Well, it's game over unless you have a shield. These are one time only power-ups that let you carry on running through your own mistakes. While you can pick up new shields (and stockpile them for future use), the main source of shields is through the in-app purchasing system. These are quite pricey (two shields for 99c/79p, up to 200 shields for $50.99) and I suspect that the majority of users will simply bypass these are play the game in a 'single mistake is death' mode - but as long as a few people do start buying shields, the developers will turn a profit.
For everyone else, the game has in-app advertising as well, with a screen width banner taking up 50 pixels or so. While I appreciate the developers need to bring in revenue, Strike Back seems to be trying to have its cake and eat it, and use both methods. Hopefully the developers will see the income streams and decide on one or the other in future releases.
Because this is a game that does deserve some attention. Yes it's an infinite runner, with graphics that feel more in tune with late nineties arcade games than the modern 3D look pushed by the likes of Temple Run, but there is a subtlety required to play the game.
Take the special powers open to you. If you can destroy three similar enemies in a row, then you will receive a power up to your character that offers speed and invulnerability as you travel further into the level. This can lead to the comical situation of trying to avoid destroying enemy type 'A' because you are one away from a trifecta of enemy type 'B'. Oh the delicious irony of avoiding the juicy targets!
You also have the ability to increase your score through multipliers. This starts at a base level of 'x10' but as you play through the game you have small goals to achieve, such as destroying two robot arms (that swing in from the side of the screen to try and kill you), or destroying three static targets, that sort of thing. You are shown the current goals at the start of each level, and if you achieve them, the multiplier will increase.
This gives the game more longevity than a direct 'beat the high score' challenge would, and also makes you use different techniques to attempt on each turn, keeping the game as varied as possible.
High score-wise, there is an on-line high score table, where you can see how you rank overall, as well as a daily and weekly table, and can compare yourself to your friends (assuming you sign in to the OpenXLive system, which is behind this online implementation of high scores). Unfortunately, there's no indication as to how many purchased shields were used for each high score, so it is slightly devalued, but it does give you something else to aim for, and does extend the life of the game.
CJ: Strike Back is a nice little infinite runner. It's not a perfect example of the genre, and staying in a sprite-based 2D view does harm it when compared to other available titles.
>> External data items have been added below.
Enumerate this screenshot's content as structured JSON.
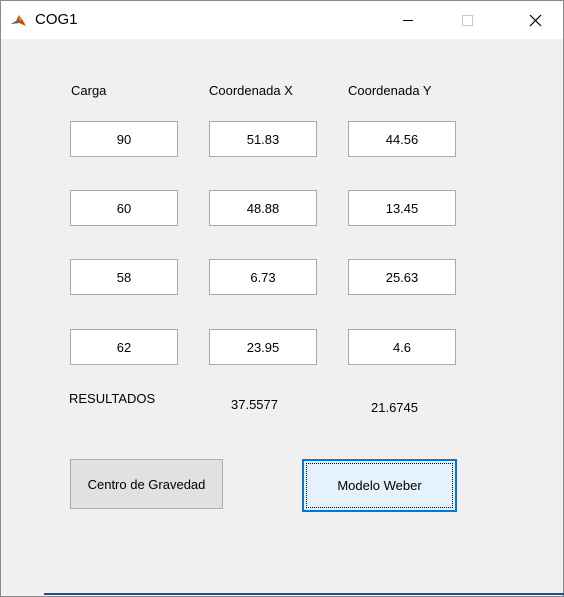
{
  "window": {
    "title": "COG1",
    "icon": "matlab-icon",
    "controls": [
      "minimize-icon",
      "maximize-icon",
      "close-icon"
    ]
  },
  "headers": {
    "carga": "Carga",
    "coord_x": "Coordenada X",
    "coord_y": "Coordenada Y"
  },
  "rows": [
    {
      "carga": "90",
      "x": "51.83",
      "y": "44.56"
    },
    {
      "carga": "60",
      "x": "48.88",
      "y": "13.45"
    },
    {
      "carga": "58",
      "x": "6.73",
      "y": "25.63"
    },
    {
      "carga": "62",
      "x": "23.95",
      "y": "4.6"
    }
  ],
  "results": {
    "label": "RESULTADOS",
    "x": "37.5577",
    "y": "21.6745"
  },
  "buttons": {
    "centro_gravedad": "Centro de Gravedad",
    "modelo_weber": "Modelo Weber"
  },
  "colors": {
    "focus_accent": "#0078d7",
    "focus_fill": "#e5f1fb",
    "window_bg": "#f0f0f0"
  }
}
But it does have a certain old school appeal, and with the crunching heroic soundtrack and the crisp sound effects as you jump and kill anything in your path, it does touch a nerve if you've enjoyed classic video games (no, not CJ's Elephant Antics, Classics).
CJ: Strikes Back is a good secondary title in the Windows Phone gaming pantheon. It's not going to sell a device, it won't be used as a tech demo, but it's fun, does the job, and keeps calling you back for more. Recommended.